Abstract: In order to effectively prevent the spread of COVID-19 virus, almost everyone wears a mask during coronavirus epidemic. This almost makes conventional facial recognition technology ineffective in many cases, such as community access control, face access control, facial attendance, facial security checks at train stations, etc. Therefore, it is very urgent to improve the recognition performance of the existing face recognition technology on the masked faces. Most current advanced face recognition approaches are designed based on deep learning, which depend on a large number of face samples. However, at present, there are no publicly available masked face recognition datasets. To this end, this work proposes three types of masked face datasets, including Masked Face Detection Dataset (MFDD), Real-world Masked Face Recognition Dataset (RMFRD) and Simulated Masked Face Recognition Dataset (SMFRD). Among them, to the best of our knowledge, RMFRD is currently theworld's largest real-world masked face dataset. These datasets are freely available to industry and academia, based on which various applications on masked faces can be developed. The multi-granularity masked face recognition model we developed achieves 95% accuracy, exceeding the results reported by the industry. Our datasets are available at: https://github.com/X-zhangyang/Real-World-Masked-Face-Dataset.

• The paper introduces a multi-granularity masked face recognition model that enhances accuracy from 50% to 95% by focusing on uncovered facial features.
• The paper presents three unique datasets: MFDD with 24,771 images, RMFRD with 5,000 masked and 90,000 unmasked images, and SMFRD with 500,000 simulated images.
• The paper outperforms existing technologies by improving accuracy compared to industry benchmarks, enabling robust and practical application in contactless verification systems.
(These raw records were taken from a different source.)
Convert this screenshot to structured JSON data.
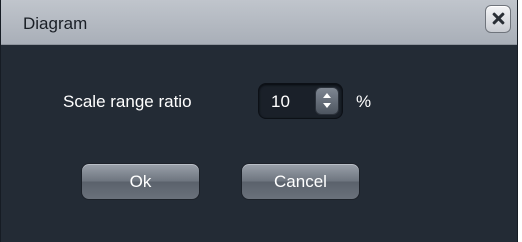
{
  "dialog": {
    "title": "Diagram",
    "close_icon": "close-icon"
  },
  "form": {
    "scale_label": "Scale range ratio",
    "scale_value": "10",
    "unit": "%"
  },
  "buttons": {
    "ok_label": "Ok",
    "cancel_label": "Cancel"
  },
  "colors": {
    "background": "#232b35",
    "titlebar": "#b4bac2",
    "text": "#ffffff"
  }
}
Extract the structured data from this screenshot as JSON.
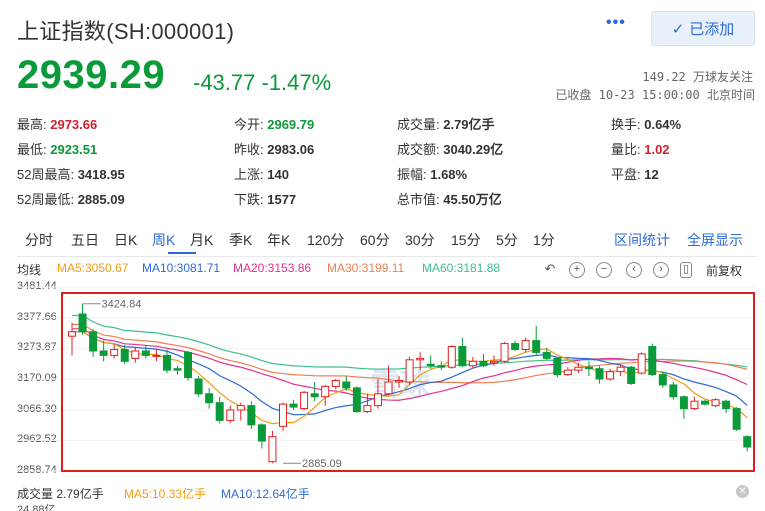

Masked Face Recognition Dataset and Application

The paper "Masked Face Recognition Dataset and Application" addresses a crucial challenge that emerged prominently during the COVID-19 pandemic: the ineffectiveness of traditional facial recognition technologies when individuals are wearing masks. The authors from the National Engineering Research Center for Multimedia Software at Wuhan University propose a novel approach by developing and releasing a set of masked face datasets to advance research and application in this domain.

Key Contributions

This work introduces three distinct types of datasets to facilitate research in masked face recognition:

1. Masked Face Detection Dataset (MFDD): Sourced from existing research and internet-crawled images, this dataset contains 24,771 images, annotated to indicate mask presence. It serves as a resource for training models to detect masked faces.
2. Real-world Masked Face Recognition Dataset (RMFRD): Created using a python crawler fetching images of 525 individuals, RMFRD includes 5,000 masked and 90,000 unmasked images. It is considered the largest dataset of its kind, aiming to support the identification of individuals wearing masks.
3. Simulated Masked Face Recognition Dataset (SMFRD): This dataset derives from augmenting existing datasets like LFW and Webface by algorithmically overlaying masks on images. It encompasses 500,000 images from 10,000 subjects, broadening the diversity and robustness of training data.

Recognition Techniques

The authors developed a multi-granularity masked face recognition model which emphasizes uncovered facial features such as the eyes and eyebrows. By applying differential attention weights to visible face parts, the model significantly enhances recognition accuracy, reported to reach 95%. This improvement is substantial given the baseline recognition rate of 50% without such specialized training.

Comparative Analysis

Compared to existing solutions by technology enterprises such as Sense Time Technology and Hanvon Technology, which report accuracy rates of around 85%, the multi-granularity approach proposed in this paper presents a higher accuracy. The best industry-reported accuracy before this paper was 90% by MINIVISION Technology. Thus, the results in this paper advance the state of the art in masked face recognition.

Implications and Future Scope

The datasets provided offer a critical resource for further exploration and refinement of masked face recognition technologies. These datasets and methodologies enable practical applications in scenarios needing contactless verification, such as public transit security checks and workplace attendance systems. The persistent need for such technology, exacerbated by health concerns and environmental conditions like haze, underscores its long-term relevance.

The research sets a precedent for addressing masked face recognition’s practical challenges, particularly concerning occluded facial features. Future research can build upon these foundations, potentially integrating more sophisticated neural models or fusion techniques that could leverage additional biometric cues, such as gait or voice, to further enhance recognition performance under challenging conditions.

In conclusion, this paper contributes valuable datasets and a methodology that significantly improves masked face recognition accuracy, a pertinent topic given global health concerns, and paves the way for advancing both applied and theoretical research in the field.